Mais c’est par un deuxième impair plus grave, que le général Hamel enfonça le clou au point de provoquer la fin de sa mission. En déclarant à la presse que «pour lutter contre la corruption, il faut être soi-même propre», Hamel visait des personnes en particulier sans les nommer, mais asséna également un coup fatal à l’ensemble du pouvoir en place, à commencer par le garde des Sceaux lui-même. Une telle déclaration n’équivaut-elle pas en effet à considérer que le chef de la DGSN détiendrait des informations spéciales, que le garde des Sceaux n’aurait pas obtenu lui-même, ou bien qu’il se placerait au-dessus de la mêlée en outrepassant les pouvoirs de la justice pour s’en prendre à une opposition politique avant tout ?

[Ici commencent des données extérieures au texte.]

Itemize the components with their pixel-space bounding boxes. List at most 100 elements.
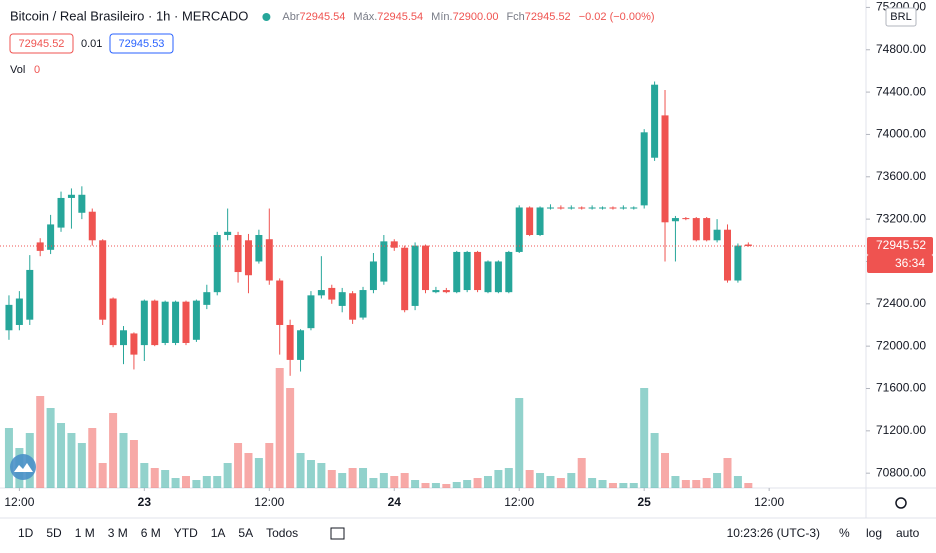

Est-ce là bien le rôle d’un chef de la sûreté que de se former en juge au-delà des prérogatives d’un autre ministère, la justice en l’occurrence ? La réaction du Président fut donc normale et impérative. Car même s’il existe peu de chances de croire qu’elle visait tout le système judiciaire actuellement sous la férule du président de la République, tout un chacun, en bonne logique institutionnelle, aurait pu déceler derrière ces propos extrêmement maladroits, une atteinte à l’exercice actuel du pouvoir judiciaire en Algérie, une usurpation de fonction en bonne et due forme. En quelque sorte, une atteinte grave à un pouvoir régalien de l’Etat, à l’un de ses fondements, même si Hamel ne le visait pas explicitement.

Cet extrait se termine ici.